BHB: Is there any legislation that you are watching right now? In terms of maybe CMS or other [regulations]?
I would put our regulatory watching in a couple of buckets. I mean, obviously, there’s been a tremendous push towards reimbursement and across licensing. So keeping that consistent that this is the future, let’s not go back. We’re seeing how many people are benefiting from that access.
So, continuing to make sure that our policy reflects the need for these services to continue to be reimbursed and covered. And that some of the changes made post pandemic stay.
Another piece that’s a little bit more specific, in California, for example, we’re seeing an interesting regulation around the actual delivery of services: how quickly you need to offer follow up appointment times once somebody has been referred, how quickly you need to get them into care. And so really being able to make sure that we’ve built our infrastructure to respond, as we expect that may be adopted by other states.
Lastly, this is probably more futuristic but thinking about self content, self-directed care, mindfulness, meditation as a covered benefits. Essentially, can we get to a state where CMS is actually reimbursing for access to Headspace and ongoing usage of Headspace content? You know, we were already seeing some plans move [towards that]. For example, our partnership with Cigna, they are reimbursing us for coaching, which was something new for a national plan to do that.
BHB: It seems like one of the challenges with employer space is adoption [of the point solution]. … How are you dealing with that?
DiPerna: We just released our annual survey on workplace attitudes towards mental health. And, I mean, there’s a number of pretty stunning statistics in there, but one that really stood out to me was that 70% of employees are saying that they have missed a day of work or more, because of stress, burnout and other mental health-related issues.
… the Headspace for Work products, they see up to 20% engagement in the platform.
BHB: So 20% of the employees they’re offering it to are using it?
Yes, it’s a really engaging front door, to get people to start to engage in their own mental health care.

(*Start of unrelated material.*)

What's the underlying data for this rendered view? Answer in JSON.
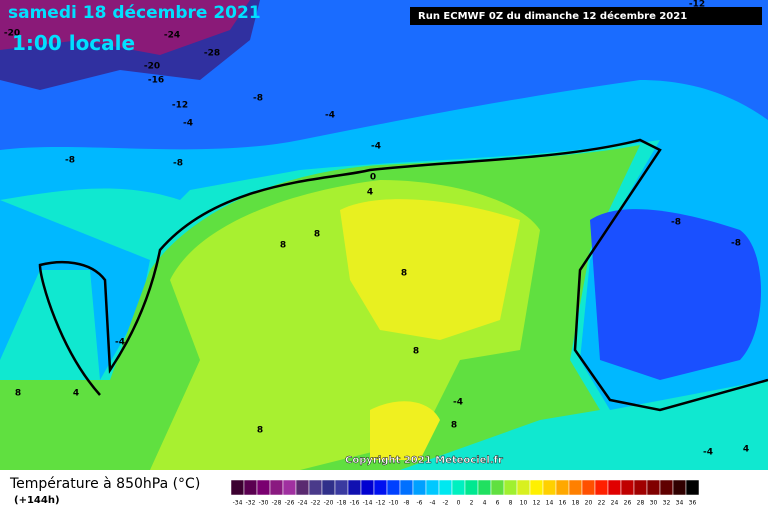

And so we see that as a way in which we can get people into the system more upstream. And then over time, that would also drive, better engagement and Ginger [usages], as well.
BHB: Are you interested in value-based care? Has this come up at all?
DiPerna: My background is in value-based care. So before I came to Ginger, I spent eight and a half years working in various risk arrangements, with payers, and providers, everything from early-stage shared-savings models, ACO demonstrations, all the way through capitated models. So, I’m definitely very passionate about this topic.
I think that something’s going to have to give. Reimbursement for therapy and psychiatry rates are not going up at the rate that it costs to pay the salaries or to maintain these platforms. …
To me, it feels like we’re in very early stages. We’re a year into our partnership with Cigna, we’re starting to really study the clinical outcomes, really understand what’s working and what’s not.
And then I think that could serve as a basis for moving up the sort of risk-based spectrum where maybe we move into some form of bundled payments where we’re taking on some of the risk over time, but I think we’re still the industry as a whole is still at a very early stage on that front.